Sunday, August 17, 1997
Woke to a beautiful sunny day in Bozeman, MT. Did my laundry and resupplied, then headed west on I 90, then north on US 287 to Townsend, MT, then north on MT 284 to the north end of Canyon Ferry Lake east of Helena, MT, then on county and Forest Service roads to Vigilante campground, Helena National Forest where it started to sprinkle.
Montana State Capital Building - State Photo
Monday, August 18, 1997
You can take a self-guided tour.
Walked the downtown historic area. The Capitol building was sort of interesting but the rest nothing special.
Tuesday, August 19, 1997
Got the chariot serviced including a badly needed wash job.
Drove west on US 12 to see a place called Frontier Town. Turned out to be closed and didn't look like it was worth seeing anyway. Took dirt Forest Service roads north to Marysville, MT - another mining ghost town that has people living in it. A few interesting buildings but nothing special.
Drove east to I 15, then north on I 15 and US 287 to Augusta, MT, then west on Forest Service roads to Wood Lake campground, Lewis & Clark National Forest on the edge of the Scapegoat Wilderness. There were lots of ponds and lakes along this route and I saw many ducks. The countryside is mostly grazing land with some harvesting of hay and maybe alfalfa.
Wednesday, August 20, 1997
Ducks at Woods Lake, Lewis & Clark National Forest
Saw a bunch of ducks on Wood Lake. Drove to the end of the road where there is a paved Forest Service airfield and ranger station called Benchmark. This country is rolling forested hills with some interesting rock outcroppings - nothing magnificent. Great horse and fishing and hunting country.

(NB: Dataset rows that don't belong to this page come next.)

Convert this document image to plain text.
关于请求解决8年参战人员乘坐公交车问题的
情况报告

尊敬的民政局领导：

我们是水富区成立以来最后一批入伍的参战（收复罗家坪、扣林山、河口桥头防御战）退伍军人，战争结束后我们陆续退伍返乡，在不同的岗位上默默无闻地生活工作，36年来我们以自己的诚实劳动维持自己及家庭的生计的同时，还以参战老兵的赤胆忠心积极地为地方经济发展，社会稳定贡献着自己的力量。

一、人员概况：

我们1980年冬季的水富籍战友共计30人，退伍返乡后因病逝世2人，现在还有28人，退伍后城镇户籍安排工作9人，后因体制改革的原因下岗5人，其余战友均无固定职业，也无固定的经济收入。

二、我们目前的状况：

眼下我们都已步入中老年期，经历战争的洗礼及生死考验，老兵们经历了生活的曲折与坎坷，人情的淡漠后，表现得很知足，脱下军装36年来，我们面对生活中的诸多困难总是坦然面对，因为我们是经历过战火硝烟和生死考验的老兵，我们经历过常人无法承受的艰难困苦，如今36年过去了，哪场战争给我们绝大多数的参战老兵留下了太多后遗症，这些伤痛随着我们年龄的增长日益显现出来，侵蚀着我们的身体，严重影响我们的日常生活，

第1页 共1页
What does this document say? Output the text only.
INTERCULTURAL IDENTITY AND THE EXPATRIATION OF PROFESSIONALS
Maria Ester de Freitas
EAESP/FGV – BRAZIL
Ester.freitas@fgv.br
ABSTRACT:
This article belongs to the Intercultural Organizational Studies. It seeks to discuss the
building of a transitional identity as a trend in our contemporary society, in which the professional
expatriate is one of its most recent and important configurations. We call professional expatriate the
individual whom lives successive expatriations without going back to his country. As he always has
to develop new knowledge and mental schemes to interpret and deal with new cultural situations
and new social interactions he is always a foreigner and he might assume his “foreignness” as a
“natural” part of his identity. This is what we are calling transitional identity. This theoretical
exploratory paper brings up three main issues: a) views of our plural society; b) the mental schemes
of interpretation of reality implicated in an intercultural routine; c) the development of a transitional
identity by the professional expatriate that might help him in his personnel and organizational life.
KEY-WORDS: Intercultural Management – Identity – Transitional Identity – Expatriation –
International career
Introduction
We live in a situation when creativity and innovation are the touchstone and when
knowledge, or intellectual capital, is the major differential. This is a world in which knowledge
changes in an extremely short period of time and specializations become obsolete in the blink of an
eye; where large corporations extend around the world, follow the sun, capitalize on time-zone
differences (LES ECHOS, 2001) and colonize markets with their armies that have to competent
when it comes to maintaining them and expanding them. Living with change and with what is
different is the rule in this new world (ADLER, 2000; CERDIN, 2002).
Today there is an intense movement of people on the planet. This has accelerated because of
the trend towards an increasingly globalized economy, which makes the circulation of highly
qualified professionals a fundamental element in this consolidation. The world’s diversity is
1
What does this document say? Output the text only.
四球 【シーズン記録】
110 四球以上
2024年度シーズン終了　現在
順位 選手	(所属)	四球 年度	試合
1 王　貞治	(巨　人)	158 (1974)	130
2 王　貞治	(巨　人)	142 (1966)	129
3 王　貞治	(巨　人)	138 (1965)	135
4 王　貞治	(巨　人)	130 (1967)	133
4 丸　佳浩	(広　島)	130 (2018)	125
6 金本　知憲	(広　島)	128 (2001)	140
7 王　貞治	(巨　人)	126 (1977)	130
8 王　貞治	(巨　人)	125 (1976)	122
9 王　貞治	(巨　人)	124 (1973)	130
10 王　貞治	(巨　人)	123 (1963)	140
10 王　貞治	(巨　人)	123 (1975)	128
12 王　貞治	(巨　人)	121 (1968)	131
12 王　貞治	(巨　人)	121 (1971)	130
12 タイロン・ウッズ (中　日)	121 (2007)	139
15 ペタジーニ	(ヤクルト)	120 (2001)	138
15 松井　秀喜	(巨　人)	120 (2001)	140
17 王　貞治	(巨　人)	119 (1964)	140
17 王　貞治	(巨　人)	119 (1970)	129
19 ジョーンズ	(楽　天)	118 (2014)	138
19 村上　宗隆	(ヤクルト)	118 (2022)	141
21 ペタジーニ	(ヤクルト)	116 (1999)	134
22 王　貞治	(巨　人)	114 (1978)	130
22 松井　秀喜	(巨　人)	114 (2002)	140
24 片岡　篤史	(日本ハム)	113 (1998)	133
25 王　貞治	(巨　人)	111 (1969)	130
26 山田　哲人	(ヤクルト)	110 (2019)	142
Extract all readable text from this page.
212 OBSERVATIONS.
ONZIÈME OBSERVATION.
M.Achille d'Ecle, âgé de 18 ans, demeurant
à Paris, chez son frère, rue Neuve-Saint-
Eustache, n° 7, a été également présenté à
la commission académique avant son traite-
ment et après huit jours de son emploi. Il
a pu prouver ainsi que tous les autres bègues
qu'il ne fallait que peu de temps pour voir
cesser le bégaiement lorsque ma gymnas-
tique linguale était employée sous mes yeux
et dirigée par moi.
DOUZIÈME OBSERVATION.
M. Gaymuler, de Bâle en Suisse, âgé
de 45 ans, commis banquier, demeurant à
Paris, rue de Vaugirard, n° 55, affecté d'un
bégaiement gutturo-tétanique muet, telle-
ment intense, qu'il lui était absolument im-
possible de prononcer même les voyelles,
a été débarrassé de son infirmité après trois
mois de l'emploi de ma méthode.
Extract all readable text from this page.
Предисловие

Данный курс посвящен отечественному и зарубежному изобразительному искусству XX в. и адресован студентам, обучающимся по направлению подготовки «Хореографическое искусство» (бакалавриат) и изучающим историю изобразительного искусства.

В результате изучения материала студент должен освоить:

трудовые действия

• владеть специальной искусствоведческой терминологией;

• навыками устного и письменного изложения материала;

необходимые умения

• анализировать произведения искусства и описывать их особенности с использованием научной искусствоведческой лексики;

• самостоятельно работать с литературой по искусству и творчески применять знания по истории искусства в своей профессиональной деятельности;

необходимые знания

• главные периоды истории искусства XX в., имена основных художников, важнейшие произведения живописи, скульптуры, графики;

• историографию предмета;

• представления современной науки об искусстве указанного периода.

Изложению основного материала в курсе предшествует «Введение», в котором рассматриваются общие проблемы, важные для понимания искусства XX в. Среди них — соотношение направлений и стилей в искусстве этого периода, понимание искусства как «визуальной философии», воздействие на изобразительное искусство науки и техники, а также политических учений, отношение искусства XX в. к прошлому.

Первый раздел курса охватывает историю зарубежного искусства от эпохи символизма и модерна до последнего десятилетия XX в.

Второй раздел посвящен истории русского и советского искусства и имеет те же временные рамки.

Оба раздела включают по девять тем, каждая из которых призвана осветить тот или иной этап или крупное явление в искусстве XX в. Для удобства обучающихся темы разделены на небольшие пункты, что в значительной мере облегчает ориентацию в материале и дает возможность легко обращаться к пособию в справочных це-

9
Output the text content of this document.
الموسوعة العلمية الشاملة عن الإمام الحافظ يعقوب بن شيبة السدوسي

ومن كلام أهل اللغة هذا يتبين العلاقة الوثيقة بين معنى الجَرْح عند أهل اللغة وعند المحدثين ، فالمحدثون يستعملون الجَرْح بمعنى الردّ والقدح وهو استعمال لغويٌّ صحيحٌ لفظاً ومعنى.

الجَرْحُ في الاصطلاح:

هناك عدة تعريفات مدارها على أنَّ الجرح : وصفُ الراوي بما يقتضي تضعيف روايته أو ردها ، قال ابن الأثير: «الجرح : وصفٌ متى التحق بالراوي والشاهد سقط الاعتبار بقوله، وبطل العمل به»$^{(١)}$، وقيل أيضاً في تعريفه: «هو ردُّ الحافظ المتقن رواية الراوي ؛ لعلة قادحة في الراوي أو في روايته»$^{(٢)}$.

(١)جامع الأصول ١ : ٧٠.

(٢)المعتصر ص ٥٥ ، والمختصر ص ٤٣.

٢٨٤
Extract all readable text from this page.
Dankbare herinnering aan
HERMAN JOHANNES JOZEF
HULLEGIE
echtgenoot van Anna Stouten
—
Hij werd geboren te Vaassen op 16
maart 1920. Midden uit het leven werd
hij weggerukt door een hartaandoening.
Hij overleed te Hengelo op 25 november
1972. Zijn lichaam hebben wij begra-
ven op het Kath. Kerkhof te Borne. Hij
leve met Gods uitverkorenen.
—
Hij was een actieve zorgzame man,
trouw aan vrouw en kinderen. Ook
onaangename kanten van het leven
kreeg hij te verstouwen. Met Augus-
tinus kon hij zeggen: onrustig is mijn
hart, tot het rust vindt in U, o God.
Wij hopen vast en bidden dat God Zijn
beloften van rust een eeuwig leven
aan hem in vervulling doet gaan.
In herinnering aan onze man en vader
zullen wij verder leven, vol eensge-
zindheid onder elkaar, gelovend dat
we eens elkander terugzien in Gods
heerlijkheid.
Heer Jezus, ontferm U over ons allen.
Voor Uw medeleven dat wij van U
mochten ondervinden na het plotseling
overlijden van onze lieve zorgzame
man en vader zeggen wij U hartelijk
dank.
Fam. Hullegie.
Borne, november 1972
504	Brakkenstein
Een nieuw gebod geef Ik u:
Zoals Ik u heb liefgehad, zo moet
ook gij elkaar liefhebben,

Returned to US 287 and drove north to Choteau, MT. The guy I had talked to at Hells Canyon who pointed out the Mountain Goats to me had lived here and run the nearby small ski area.
I drove west up the Teton River to the ski area. Interesting rock cliffs and peaks - nothing spectacular. Driving west on the roads into these areas made me understand why the pioneers called these the Rocky Mountains. They would have seen the rocky peaks for days as they moved west.
I returned to Choteau, MT and drove south on US 89 and County 565 to MT 200, then west on MT 200 to the Aspen Grove campground (now a group campground), Helena National Forest near Lincoln, MT. Along the way I passed Freezeout Lake State of Montana Wildlife area and saw lots of ducks and some pelicans. Mostly grazing land with some hay, alfalfa and barley. One town claimed to be the Barley capital of the world.
Thursday, August 21, 1997
It rained heavily most of the night and I awoke in the clouds. Decided to wait a while and see what developed - not much point in driving when you can't see anything.
It eventually burned off so I continued west on MT 200 to MT 83. Along the way crossed Keep Cool Creek. The mountains south of Glacier National Park in the Great Bear, Bob Marshall and Scapegoat wilderness areas are rugged but not too interesting. Additional information here.
I headed north on MT 83 and got a look at the Mission Mountains from the Summit Lake overlook. These mountains had some snowfields and reminded me of the Sierra.
Glacier Lake, Mission Mountains Wilderness
I drove west on Forest Service road 561 (Kraft Creek Road) to the Glacier Lake trailhead leading into the Mission Mountains Wilderness. Took the 2.5 mile round trip hike to Glacier Lake. Talked to a local man and it appears that this wilderness offers some good backpacking because of the numerous lakes. Also the western part is Flathead Indian Reservation. Tribal Website.
Glacier Lake is so close to the road that it is supposed to be day use only. There were two teenage boys at the lake who had backpacked in and had a two man rubber raft. One of the boys was on crutches - didn't see what his injury was - probably a sprained ankle or such. One of the boys was returning to shore in the raft after apparently scouting across the lake for a campsite. Lake is good sized. They loaded all their gear in the raft and headed out across the lake - just like the pioneers <grin>.